Judge Samuel Conti of the Northern District of California recently issued another blow to class action plaintiffs—this time at the motion to dismiss stage—in Figy v. Frito-Lay N. Am., Inc., Case No. 13-3988-SC (N.D. Cal. Aug. 12, 2014) (See post for Judge Conti’s defense-friendly class certification decision in In Re Clorox Consumer Litigation, Case No. 12-00280-SC (N.D. Cal. July 28, 2014)). Plaintiffs alleged that Frito-Lay’s “All Natural,” “Fat Free,” and “Low Fat” pretzel labels were deceptive and misleading in violation of state and federal law. Judge Conti disagreed, dismissing plaintiffs’ injunctive, misbranding, and deception claims as legally deficient.
Injunctive Relief: Subject Matter Jurisdiction Lacking
Relying on Frito-Lay’s declarations demonstrating that the company no longer printed the allegedly offending labels at the time of plaintiffs’ complaint, Judge Conti found that the court lacked subject matter jurisdiction to address Plaintiffs’ injunctive claims. Defendant could offer declarations at the pleading stage, the court noted, to facially attack the court’s jurisdiction. This, in turn, triggered Plaintiffs’ obligation to present evidence rebutting the attack. Plaintiffs presented no evidence, however, demonstrating that the court possessed subject matter jurisdiction over their injunctive claims. The court thus dismissed those claims with leave to amend.

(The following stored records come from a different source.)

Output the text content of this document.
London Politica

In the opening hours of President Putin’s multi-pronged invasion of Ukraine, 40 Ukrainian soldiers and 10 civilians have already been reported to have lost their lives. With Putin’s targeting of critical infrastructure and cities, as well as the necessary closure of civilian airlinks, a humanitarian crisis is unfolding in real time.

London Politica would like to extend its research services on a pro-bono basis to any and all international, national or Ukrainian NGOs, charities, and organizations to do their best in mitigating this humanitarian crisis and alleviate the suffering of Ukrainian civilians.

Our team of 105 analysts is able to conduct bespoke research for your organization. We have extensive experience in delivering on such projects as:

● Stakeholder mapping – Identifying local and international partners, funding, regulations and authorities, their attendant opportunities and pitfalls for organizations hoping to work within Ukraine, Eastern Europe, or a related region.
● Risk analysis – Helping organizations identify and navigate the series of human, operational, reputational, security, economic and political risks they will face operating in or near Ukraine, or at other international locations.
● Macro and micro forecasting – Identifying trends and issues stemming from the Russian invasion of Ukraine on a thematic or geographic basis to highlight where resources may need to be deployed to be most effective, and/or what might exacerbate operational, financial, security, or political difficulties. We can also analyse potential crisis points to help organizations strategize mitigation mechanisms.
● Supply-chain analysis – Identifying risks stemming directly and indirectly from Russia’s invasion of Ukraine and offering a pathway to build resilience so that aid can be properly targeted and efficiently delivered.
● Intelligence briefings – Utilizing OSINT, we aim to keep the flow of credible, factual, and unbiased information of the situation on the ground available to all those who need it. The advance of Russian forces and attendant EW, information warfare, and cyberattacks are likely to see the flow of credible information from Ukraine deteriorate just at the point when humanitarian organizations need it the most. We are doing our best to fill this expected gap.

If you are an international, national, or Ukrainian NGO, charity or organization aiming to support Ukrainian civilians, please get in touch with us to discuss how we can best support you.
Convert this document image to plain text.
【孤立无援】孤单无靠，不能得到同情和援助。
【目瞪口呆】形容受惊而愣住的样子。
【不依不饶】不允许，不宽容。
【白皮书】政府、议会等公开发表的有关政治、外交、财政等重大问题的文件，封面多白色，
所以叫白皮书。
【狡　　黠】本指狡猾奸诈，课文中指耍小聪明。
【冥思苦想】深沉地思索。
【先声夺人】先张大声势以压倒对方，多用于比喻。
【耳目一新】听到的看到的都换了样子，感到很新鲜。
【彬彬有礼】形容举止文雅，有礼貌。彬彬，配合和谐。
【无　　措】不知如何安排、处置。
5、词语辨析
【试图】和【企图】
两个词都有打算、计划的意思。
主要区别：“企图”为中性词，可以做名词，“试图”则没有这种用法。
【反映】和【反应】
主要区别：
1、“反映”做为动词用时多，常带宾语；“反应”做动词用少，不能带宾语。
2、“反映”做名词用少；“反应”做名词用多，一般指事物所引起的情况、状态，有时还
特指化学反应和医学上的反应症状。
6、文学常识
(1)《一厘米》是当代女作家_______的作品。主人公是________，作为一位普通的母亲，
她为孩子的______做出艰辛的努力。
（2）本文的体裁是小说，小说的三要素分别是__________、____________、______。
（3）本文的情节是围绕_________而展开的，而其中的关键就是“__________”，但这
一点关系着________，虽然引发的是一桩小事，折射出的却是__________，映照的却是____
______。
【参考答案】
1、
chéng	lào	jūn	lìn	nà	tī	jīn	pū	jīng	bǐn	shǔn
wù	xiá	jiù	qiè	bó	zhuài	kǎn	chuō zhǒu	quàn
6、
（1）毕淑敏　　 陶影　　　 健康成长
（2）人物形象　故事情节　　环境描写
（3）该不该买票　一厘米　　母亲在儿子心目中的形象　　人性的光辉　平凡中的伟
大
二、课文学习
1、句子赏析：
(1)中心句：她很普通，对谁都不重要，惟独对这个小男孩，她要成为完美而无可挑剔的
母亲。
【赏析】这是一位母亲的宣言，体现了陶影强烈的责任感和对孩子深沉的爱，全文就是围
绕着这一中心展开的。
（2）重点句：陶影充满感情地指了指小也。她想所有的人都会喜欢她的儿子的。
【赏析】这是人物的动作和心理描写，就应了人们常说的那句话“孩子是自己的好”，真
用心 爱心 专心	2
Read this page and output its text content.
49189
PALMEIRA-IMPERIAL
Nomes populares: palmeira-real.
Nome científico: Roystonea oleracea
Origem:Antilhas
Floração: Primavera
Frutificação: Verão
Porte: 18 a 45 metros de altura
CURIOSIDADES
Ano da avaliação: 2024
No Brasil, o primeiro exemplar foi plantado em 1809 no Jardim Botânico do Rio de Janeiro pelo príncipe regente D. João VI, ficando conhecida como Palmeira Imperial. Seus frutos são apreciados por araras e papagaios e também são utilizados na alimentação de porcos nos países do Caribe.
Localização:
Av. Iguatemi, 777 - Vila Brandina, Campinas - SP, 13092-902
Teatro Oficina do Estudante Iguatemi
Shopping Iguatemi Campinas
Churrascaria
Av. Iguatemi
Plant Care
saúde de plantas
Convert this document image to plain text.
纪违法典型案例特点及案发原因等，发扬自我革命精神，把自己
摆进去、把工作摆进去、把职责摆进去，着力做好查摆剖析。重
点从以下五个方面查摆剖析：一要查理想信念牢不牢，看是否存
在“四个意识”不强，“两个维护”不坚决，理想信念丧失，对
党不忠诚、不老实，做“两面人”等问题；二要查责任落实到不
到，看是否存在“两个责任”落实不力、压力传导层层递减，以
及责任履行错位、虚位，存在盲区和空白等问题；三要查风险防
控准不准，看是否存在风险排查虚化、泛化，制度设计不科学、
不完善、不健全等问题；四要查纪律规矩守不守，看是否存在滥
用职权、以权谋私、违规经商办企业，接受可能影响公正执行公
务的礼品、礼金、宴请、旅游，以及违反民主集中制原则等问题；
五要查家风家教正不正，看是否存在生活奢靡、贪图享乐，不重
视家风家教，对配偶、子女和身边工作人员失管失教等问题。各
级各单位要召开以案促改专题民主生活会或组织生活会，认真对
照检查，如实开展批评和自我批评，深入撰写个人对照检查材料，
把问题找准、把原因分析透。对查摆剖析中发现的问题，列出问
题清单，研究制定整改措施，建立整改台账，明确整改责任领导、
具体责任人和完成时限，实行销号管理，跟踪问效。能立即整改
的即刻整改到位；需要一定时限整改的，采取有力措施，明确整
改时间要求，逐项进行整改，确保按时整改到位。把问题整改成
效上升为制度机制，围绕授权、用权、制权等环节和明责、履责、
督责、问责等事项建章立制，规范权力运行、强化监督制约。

Unlawful Claims: Reliance Required
Judge Conti also reiterated his prior holding in Wilson v. Frito-Lay North America, Inc., 961 F. Supp. 2d 1134, 1141-42 (N.D. Cal. 2013), that Plaintiffs must plead reliance to bring a claim under the “unlawful” prong of California’s Unfair Competition Law (UCL). Plaintiffs’ allegations that Frito-Lay’s products were misbranded and therefore “legally worthless” failed to meet this standard. Moreover, the court rejected Plaintiffs’ argument that reliance under the UCL may be presumed based on alleged regulatory violations. Having rejected a virtually identical misbranding theory in Wilson, Judge Conti dismissed Plaintiffs’ unlawful claims with prejudice here.
Deception Claims: “Utterly Implausible”
Finally, Judge Conti found “utterly implausible” Plaintiffs’ allegations that Frito-Lay’s “All Natural,” “Fat Free,” and “Low Fat” pretzel labels would deceive consumers into believing that the products were altogether healthy. As for their “All Natural” claims, Plaintiffs failed to meet Federal Rule of Civil Procedure 9(b)’s heightened pleading standard because they did not plead what they believed “All Natural” meant or describe how or why the allegedly offending ingredients were unnatural. Plaintiffs’ “conclusory assertion” that they believed “Natural” meant that the product was composed of only natural ingredients would not suffice. As Judge Conti stated:
It is insufficient under Rule 9(b) to simply assert, no matter how foreign or synthetic-sounding an ingredient’s name might be, that an ingredient is unnatural. Rather, Plaintiffs must plead why these allegedly offending ingredients are unnatural.
Similarly, Plaintiffs failed to demonstrate that a reasonable consumer would interpret an objectively true statement like “Fat Free” as indicating the product was healthier than products without such claims. As such, the court dismissed their claims with leave to amend.
Judge Conti’s decision in Frito-Lay demonstrates that at least some courts are prepared to toss, at the pleading stage, those misbranding/mislabeling claims that lack specifics regarding why labels are misleading or how plaintiffs were deceived. This comes as welcome news to companies defending against food misbranding lawsuits. However, as long as courts dismiss with leave to amend, as Judge Conti did, plaintiffs will get another chance to prove their allegations.